Cette situation a été décrite comme particulièrement préoccupante, avec des taux de cadmium jusqu’à quatre fois plus élevés qu’ailleurs en Europe.
La Belgique : une situation moins préoccupante, mais à surveiller
En Belgique, la situation est moins grave, mais elle mérite toutefois notre attention. Le cadmium est présent dans certains sols, notamment dans des zones proches des anciens sites industriels en Wallonie. Bien que les niveaux de contamination soient plus faibles qu’en France, des traces de cadmium ont été détectées chez plus de 90 % des enfants et adultes analysés en Wallonie, rapporte RTL.
Le Service public de Wallonie reconnaît que certaines zones sont davantage contaminées, notamment à proximité des anciennes zones industrielles. Cependant, les concentrations restent généralement inférieures à celles relevées en France, bien que des mesures de surveillance renforcées soient nécessaires.
L’origine de la contamination en cadmium : les engrais phosphatés
Les engrais phosphatés restent la principale source de contamination au cadmium en Belgique, tout comme en France.
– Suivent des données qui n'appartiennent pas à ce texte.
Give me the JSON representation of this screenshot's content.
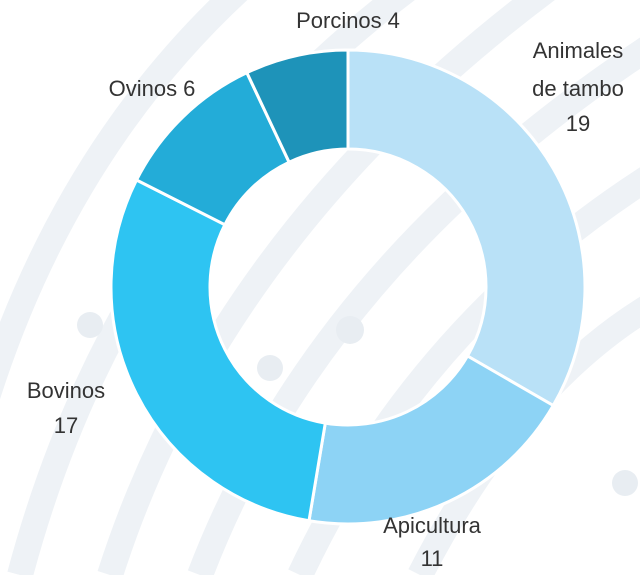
{
  "chart_data": {
    "type": "donut",
    "categories": [
      "Animales de tambo",
      "Apicultura",
      "Bovinos",
      "Ovinos",
      "Porcinos"
    ],
    "values": [
      19,
      11,
      17,
      6,
      4
    ],
    "colors": [
      "#b9e1f7",
      "#8dd3f5",
      "#2ec4f2",
      "#23acd8",
      "#1e93b9"
    ]
  }
}
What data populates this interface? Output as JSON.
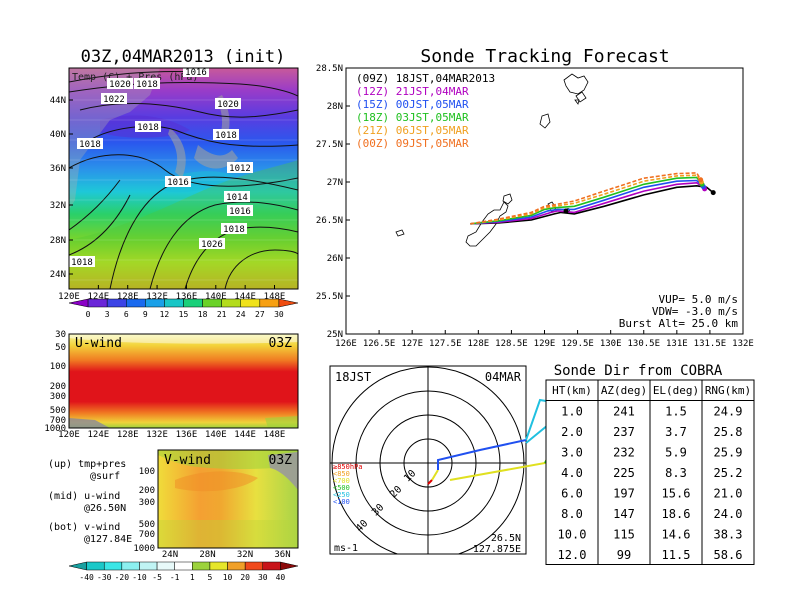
{
  "left": {
    "title": "03Z,04MAR2013 (init)",
    "sfc_label": "Temp (C) + Pres (hPa)",
    "lat_ticks": [
      "44N",
      "40N",
      "36N",
      "32N",
      "28N",
      "24N"
    ],
    "lon_ticks": [
      "120E",
      "124E",
      "128E",
      "132E",
      "136E",
      "140E",
      "144E",
      "148E"
    ],
    "isobars": [
      "1020",
      "1018",
      "1022",
      "1018",
      "1016",
      "1020",
      "1018",
      "1018",
      "1016",
      "1012",
      "1014",
      "1016",
      "1018",
      "1026",
      "1018"
    ],
    "temp_colorbar": [
      "0",
      "3",
      "6",
      "9",
      "12",
      "15",
      "18",
      "21",
      "24",
      "27",
      "30"
    ],
    "temp_colors": [
      "#8a00c6",
      "#6a26d8",
      "#3c44e6",
      "#1a6aef",
      "#1aa0e8",
      "#18c6c6",
      "#1ad07a",
      "#6ad228",
      "#b4dc1c",
      "#f0e21a",
      "#f7a012",
      "#ef4c10"
    ],
    "u_title": "U-wind",
    "u_time": "03Z",
    "u_y_ticks": [
      "30",
      "50",
      "100",
      "200",
      "300",
      "500",
      "700",
      "1000"
    ],
    "u_x_ticks": [
      "120E",
      "124E",
      "128E",
      "132E",
      "136E",
      "140E",
      "144E",
      "148E"
    ],
    "v_title": "V-wind",
    "v_time": "03Z",
    "v_y_ticks": [
      "100",
      "200",
      "300",
      "500",
      "700",
      "1000"
    ],
    "v_x_ticks": [
      "24N",
      "28N",
      "32N",
      "36N"
    ],
    "legend_lines": [
      "(up) tmp+pres",
      "@surf",
      "(mid) u-wind",
      "@26.50N",
      "(bot) v-wind",
      "@127.84E"
    ],
    "wind_colorbar": [
      "-40",
      "-30",
      "-20",
      "-10",
      "-5",
      "-1",
      "1",
      "5",
      "10",
      "20",
      "30",
      "40"
    ],
    "wind_colors": [
      "#18a0a0",
      "#1ac8c8",
      "#3ae6e6",
      "#8cf0f0",
      "#c0f4f4",
      "#e8fafa",
      "#ffffff",
      "#9cd23c",
      "#e6e62a",
      "#f0a028",
      "#f04a1c",
      "#c8141a",
      "#8c0a0a"
    ]
  },
  "main": {
    "title": "Sonde Tracking Forecast",
    "legend": [
      {
        "label": "(09Z)  18JST,04MAR2013",
        "color": "#000000"
      },
      {
        "label": "(12Z)  21JST,04MAR",
        "color": "#b000c0"
      },
      {
        "label": "(15Z)  00JST,05MAR",
        "color": "#2050f0"
      },
      {
        "label": "(18Z)  03JST,05MAR",
        "color": "#20c020"
      },
      {
        "label": "(21Z)  06JST,05MAR",
        "color": "#f0a020"
      },
      {
        "label": "(00Z)  09JST,05MAR",
        "color": "#f07020"
      }
    ],
    "params": [
      "VUP=  5.0  m/s",
      "VDW= -3.0  m/s",
      "Burst Alt=  25.0  km"
    ]
  },
  "polar": {
    "time": "18JST",
    "date": "04MAR",
    "unit": "ms-1",
    "loc_lat": "26.5N",
    "loc_lon": "127.875E",
    "ring_labels": [
      "10",
      "20",
      "30",
      "40"
    ],
    "levels": [
      {
        "label": "≥850hPa",
        "color": "#e00000"
      },
      {
        "label": "<850",
        "color": "#f0a020"
      },
      {
        "label": "<700",
        "color": "#e0e020"
      },
      {
        "label": "<500",
        "color": "#20c020"
      },
      {
        "label": "<250",
        "color": "#20c0e0"
      },
      {
        "label": "<100",
        "color": "#2050f0"
      }
    ]
  },
  "table": {
    "title": "Sonde Dir from COBRA",
    "headers": [
      "HT(km)",
      "AZ(deg)",
      "EL(deg)",
      "RNG(km)"
    ],
    "rows": [
      [
        "1.0",
        "241",
        "1.5",
        "24.9"
      ],
      [
        "2.0",
        "237",
        "3.7",
        "25.8"
      ],
      [
        "3.0",
        "232",
        "5.9",
        "25.9"
      ],
      [
        "4.0",
        "225",
        "8.3",
        "25.2"
      ],
      [
        "6.0",
        "197",
        "15.6",
        "21.0"
      ],
      [
        "8.0",
        "147",
        "18.6",
        "24.0"
      ],
      [
        "10.0",
        "115",
        "14.6",
        "38.3"
      ],
      [
        "12.0",
        "99",
        "11.5",
        "58.6"
      ]
    ]
  },
  "chart_data": [
    {
      "type": "line",
      "title": "Sonde Tracking Forecast",
      "xlabel": "",
      "ylabel": "",
      "x_ticks": [
        "126E",
        "126.5E",
        "127E",
        "127.5E",
        "128E",
        "128.5E",
        "129E",
        "129.5E",
        "130E",
        "130.5E",
        "131E",
        "131.5E",
        "132E"
      ],
      "y_ticks": [
        "25N",
        "25.5N",
        "26N",
        "26.5N",
        "27N",
        "27.5N",
        "28N",
        "28.5N"
      ],
      "xlim": [
        126,
        132
      ],
      "ylim": [
        25,
        28.5
      ],
      "series": [
        {
          "name": "(09Z) 18JST,04MAR2013",
          "color": "#000000",
          "dash": false,
          "x": [
            127.88,
            128.3,
            128.8,
            129.15,
            129.25,
            129.45,
            129.9,
            130.5,
            131.0,
            131.3,
            131.45,
            131.55
          ],
          "y": [
            26.45,
            26.46,
            26.5,
            26.58,
            26.6,
            26.58,
            26.68,
            26.83,
            26.93,
            26.95,
            26.93,
            26.86
          ]
        },
        {
          "name": "(12Z) 21JST,04MAR",
          "color": "#b000c0",
          "dash": false,
          "x": [
            127.88,
            128.3,
            128.8,
            129.1,
            129.2,
            129.45,
            129.9,
            130.5,
            131.0,
            131.3,
            131.42
          ],
          "y": [
            26.45,
            26.47,
            26.52,
            26.6,
            26.62,
            26.6,
            26.72,
            26.88,
            26.97,
            26.99,
            26.91
          ]
        },
        {
          "name": "(15Z) 00JST,05MAR",
          "color": "#2050f0",
          "dash": false,
          "x": [
            127.88,
            128.3,
            128.8,
            129.05,
            129.2,
            129.45,
            129.9,
            130.5,
            131.0,
            131.3,
            131.4
          ],
          "y": [
            26.45,
            26.48,
            26.54,
            26.62,
            26.64,
            26.64,
            26.76,
            26.93,
            27.01,
            27.02,
            26.94
          ]
        },
        {
          "name": "(18Z) 03JST,05MAR",
          "color": "#20c020",
          "dash": false,
          "x": [
            127.88,
            128.3,
            128.8,
            129.0,
            129.15,
            129.45,
            129.9,
            130.5,
            131.0,
            131.3,
            131.38
          ],
          "y": [
            26.45,
            26.49,
            26.56,
            26.64,
            26.66,
            26.68,
            26.8,
            26.97,
            27.05,
            27.06,
            26.97
          ]
        },
        {
          "name": "(21Z) 06JST,05MAR",
          "color": "#f0a020",
          "dash": true,
          "x": [
            127.88,
            128.3,
            128.8,
            129.0,
            129.15,
            129.45,
            129.9,
            130.5,
            131.0,
            131.3,
            131.37
          ],
          "y": [
            26.45,
            26.5,
            26.58,
            26.66,
            26.68,
            26.72,
            26.84,
            27.01,
            27.08,
            27.09,
            27.0
          ]
        },
        {
          "name": "(00Z) 09JST,05MAR",
          "color": "#f07020",
          "dash": true,
          "x": [
            127.88,
            128.3,
            128.8,
            129.0,
            129.15,
            129.45,
            129.9,
            130.5,
            131.0,
            131.3,
            131.36
          ],
          "y": [
            26.45,
            26.51,
            26.6,
            26.68,
            26.7,
            26.75,
            26.88,
            27.05,
            27.11,
            27.12,
            27.03
          ]
        }
      ]
    },
    {
      "type": "table",
      "title": "Sonde Dir from COBRA",
      "columns": [
        "HT(km)",
        "AZ(deg)",
        "EL(deg)",
        "RNG(km)"
      ],
      "rows": [
        [
          1.0,
          241,
          1.5,
          24.9
        ],
        [
          2.0,
          237,
          3.7,
          25.8
        ],
        [
          3.0,
          232,
          5.9,
          25.9
        ],
        [
          4.0,
          225,
          8.3,
          25.2
        ],
        [
          6.0,
          197,
          15.6,
          21.0
        ],
        [
          8.0,
          147,
          18.6,
          24.0
        ],
        [
          10.0,
          115,
          14.6,
          38.3
        ],
        [
          12.0,
          99,
          11.5,
          58.6
        ]
      ]
    }
  ]
}
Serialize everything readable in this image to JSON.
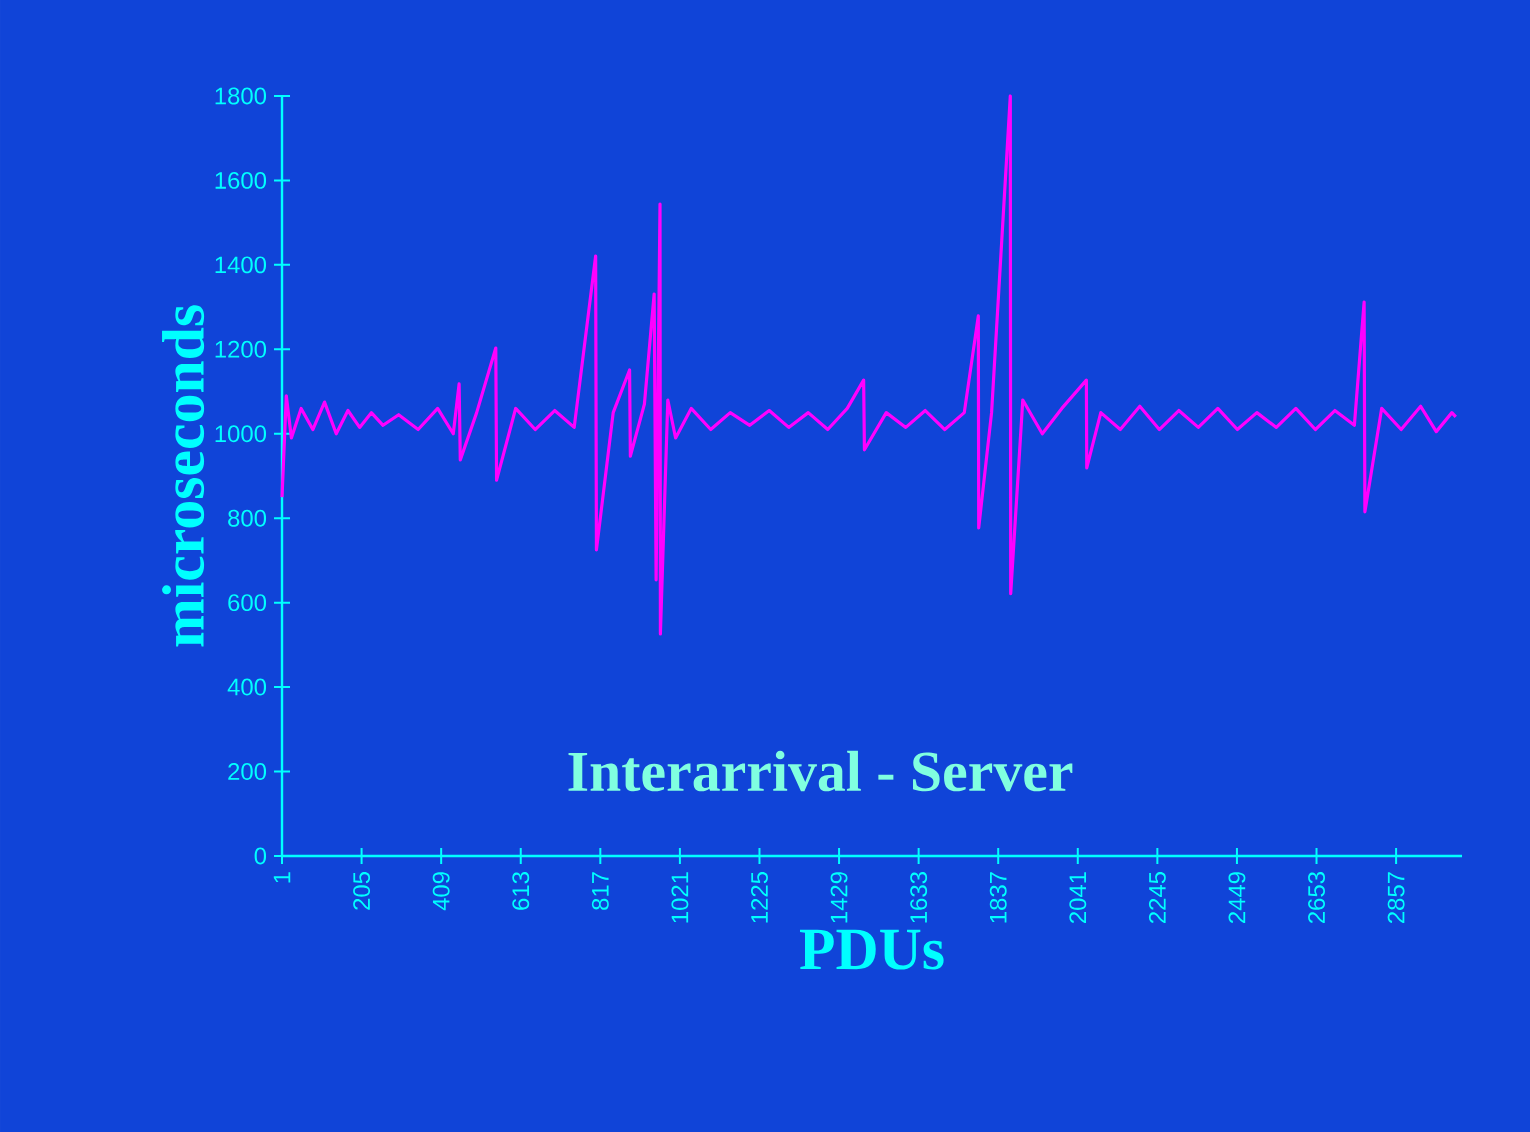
{
  "chart_data": {
    "type": "line",
    "title": "Interarrival - Server",
    "xlabel": "PDUs",
    "ylabel": "microseconds",
    "x": [
      1,
      12,
      25,
      50,
      80,
      110,
      140,
      170,
      200,
      230,
      260,
      300,
      350,
      400,
      440,
      455,
      458,
      500,
      549,
      551,
      600,
      650,
      700,
      750,
      805,
      807,
      850,
      892,
      894,
      930,
      955,
      960,
      970,
      971,
      990,
      1010,
      1050,
      1100,
      1150,
      1200,
      1250,
      1300,
      1350,
      1400,
      1450,
      1492,
      1494,
      1550,
      1600,
      1650,
      1700,
      1750,
      1786,
      1787,
      1820,
      1868,
      1869,
      1900,
      1950,
      2000,
      2063,
      2064,
      2100,
      2150,
      2200,
      2250,
      2300,
      2350,
      2400,
      2450,
      2500,
      2550,
      2600,
      2650,
      2700,
      2750,
      2775,
      2777,
      2820,
      2870,
      2920,
      2960,
      3000,
      3010
    ],
    "series": [
      {
        "color": "#ff00ff",
        "values": [
          850,
          1090,
          990,
          1060,
          1010,
          1075,
          1000,
          1055,
          1015,
          1050,
          1020,
          1045,
          1010,
          1060,
          1000,
          1118,
          938,
          1050,
          1203,
          890,
          1060,
          1010,
          1055,
          1015,
          1421,
          725,
          1050,
          1151,
          947,
          1070,
          1331,
          654,
          1544,
          526,
          1080,
          990,
          1060,
          1010,
          1050,
          1020,
          1055,
          1015,
          1050,
          1010,
          1060,
          1127,
          962,
          1050,
          1015,
          1055,
          1010,
          1050,
          1279,
          777,
          1050,
          1800,
          621,
          1080,
          1000,
          1060,
          1127,
          919,
          1050,
          1010,
          1065,
          1010,
          1055,
          1015,
          1060,
          1010,
          1050,
          1015,
          1060,
          1010,
          1055,
          1020,
          1312,
          815,
          1060,
          1010,
          1065,
          1005,
          1050,
          1040
        ]
      }
    ],
    "xlim": [
      1,
      3026
    ],
    "ylim": [
      0,
      1800
    ],
    "xticks": [
      1,
      205,
      409,
      613,
      817,
      1021,
      1225,
      1429,
      1633,
      1837,
      2041,
      2245,
      2449,
      2653,
      2857
    ],
    "yticks": [
      0,
      200,
      400,
      600,
      800,
      1000,
      1200,
      1400,
      1600,
      1800
    ]
  }
}
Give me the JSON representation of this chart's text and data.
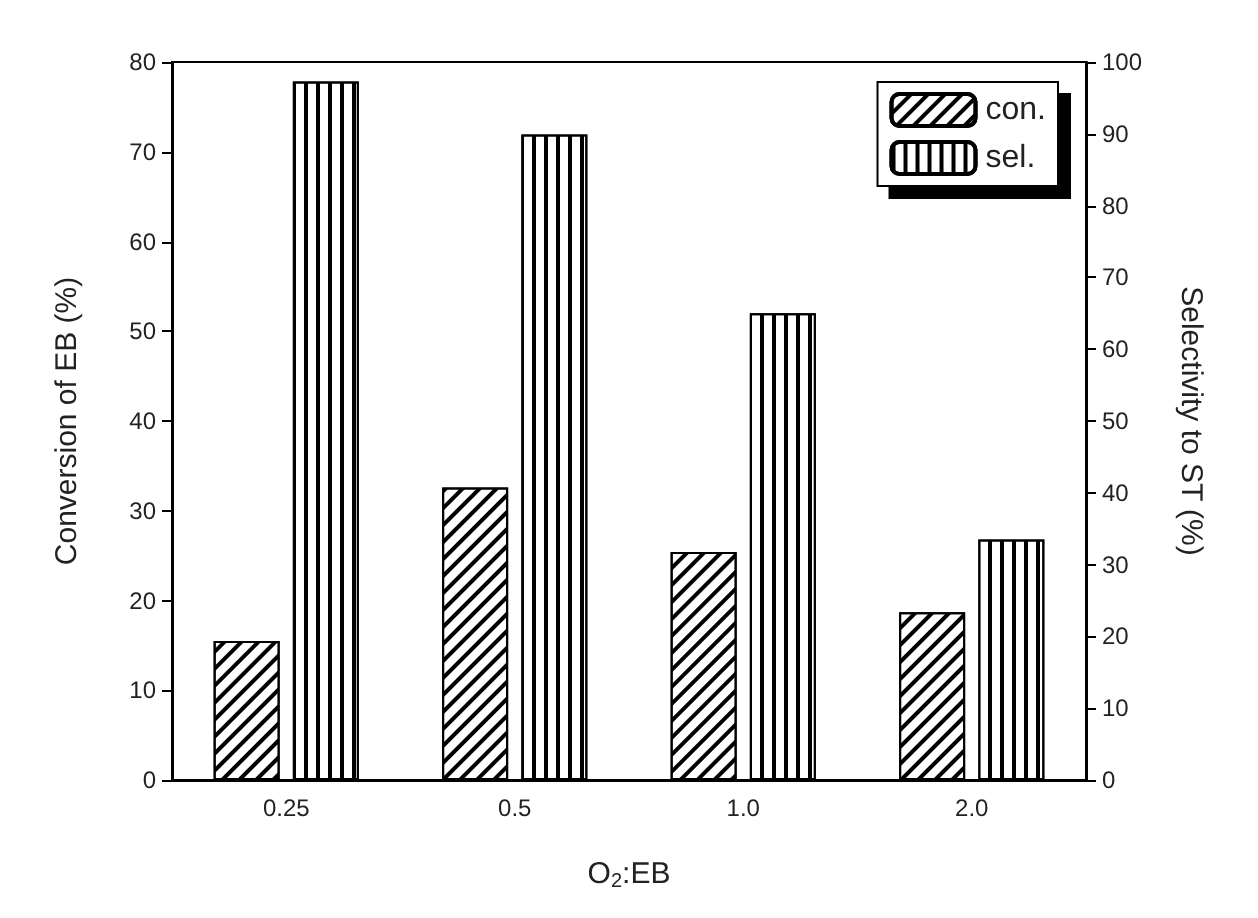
{
  "chart_data": {
    "type": "bar",
    "xlabel": "O$_{2}$:EB",
    "ylabel": "Conversion of EB (%)",
    "y2label": "Selectivity to ST (%)",
    "categories": [
      "0.25",
      "0.5",
      "1.0",
      "2.0"
    ],
    "series": [
      {
        "name": "con.",
        "color": "#ffffff",
        "values": [
          15.5,
          32.6,
          25.4,
          18.7
        ]
      },
      {
        "name": "sel.",
        "color": "#ffffff",
        "axis": "y2",
        "values": [
          97.3,
          89.9,
          65.0,
          33.5
        ]
      }
    ],
    "ylim": [
      0,
      80
    ],
    "yticks": [
      0,
      10,
      20,
      30,
      40,
      50,
      60,
      70,
      80
    ],
    "y2lim": [
      0,
      100
    ],
    "y2ticks": [
      0,
      10,
      20,
      30,
      40,
      50,
      60,
      70,
      80,
      90,
      100
    ],
    "grid": false,
    "legend": "top right"
  }
}
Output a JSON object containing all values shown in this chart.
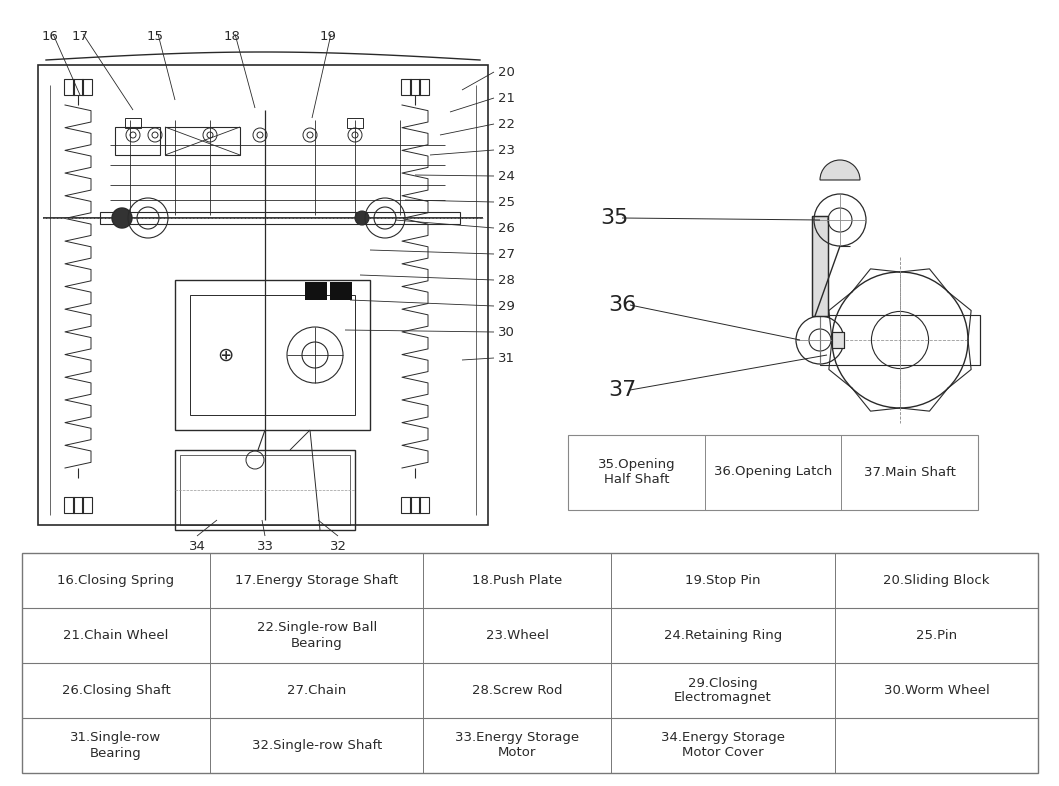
{
  "bg_color": "#ffffff",
  "line_color": "#2a2a2a",
  "table_border_color": "#777777",
  "fig_width": 10.59,
  "fig_height": 7.86,
  "table": {
    "rows": [
      [
        "16.Closing Spring",
        "17.Energy Storage Shaft",
        "18.Push Plate",
        "19.Stop Pin",
        "20.Sliding Block"
      ],
      [
        "21.Chain Wheel",
        "22.Single-row Ball\nBearing",
        "23.Wheel",
        "24.Retaining Ring",
        "25.Pin"
      ],
      [
        "26.Closing Shaft",
        "27.Chain",
        "28.Screw Rod",
        "29.Closing\nElectromagnet",
        "30.Worm Wheel"
      ],
      [
        "31.Single-row\nBearing",
        "32.Single-row Shaft",
        "33.Energy Storage\nMotor",
        "34.Energy Storage\nMotor Cover",
        ""
      ]
    ],
    "font_size": 9.5
  },
  "small_table": {
    "cells": [
      "35.Opening\nHalf Shaft",
      "36.Opening Latch",
      "37.Main Shaft"
    ],
    "font_size": 9.5
  }
}
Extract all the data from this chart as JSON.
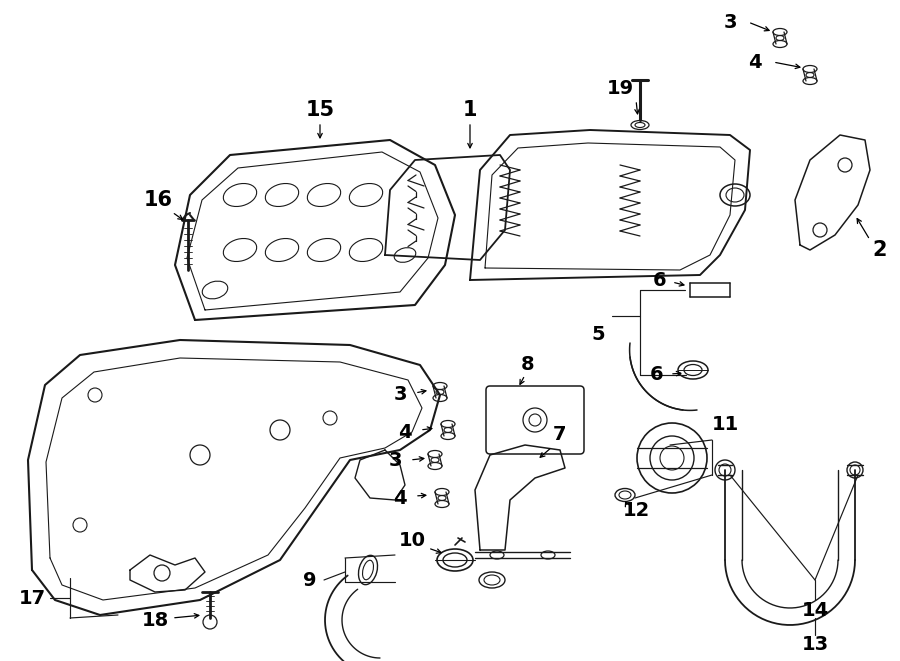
{
  "background_color": "#ffffff",
  "line_color": "#1a1a1a",
  "fig_width": 9.0,
  "fig_height": 6.61,
  "dpi": 100
}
Ces engrais, fabriqués à partir de roches phosphatées, contiennent naturellement du cadmium, et leur utilisation dans l’agriculture permet à ce métal de pénétrer dans les sols, puis dans les cultures. En Belgique, les phosphates utilisés proviennent souvent de régions moins contaminées, comme l’Est, mais avec les évolutions géopolitiques, la provenance de ces engrais pourrait changer, et la situation pourrait évoluer.
Actuellement, la Belgique respecte les normes européennes qui limitent la quantité de cadmium autorisée dans les engrais, mais certains experts jugent ces limites trop élevées et plaident pour des normes plus strictes.
Un appel à la vigilance et à la régulation
La situation actuelle, tant en France qu’en Belgique, souligne l’importance de renforcer les mesures de régulation concernant l’utilisation des engrais phosphatés et de revoir les seuils de cadmium dans les produits agricoles. Bien que la situation en Belgique soit moins grave que dans d’autres pays voisins, il est impératif de continuer à surveiller la qualité des sols et des produits alimentaires, notamment dans les régions à risque. Des efforts doivent également être déployés pour sensibiliser les agriculteurs et les consommateurs aux dangers liés à cette pollution.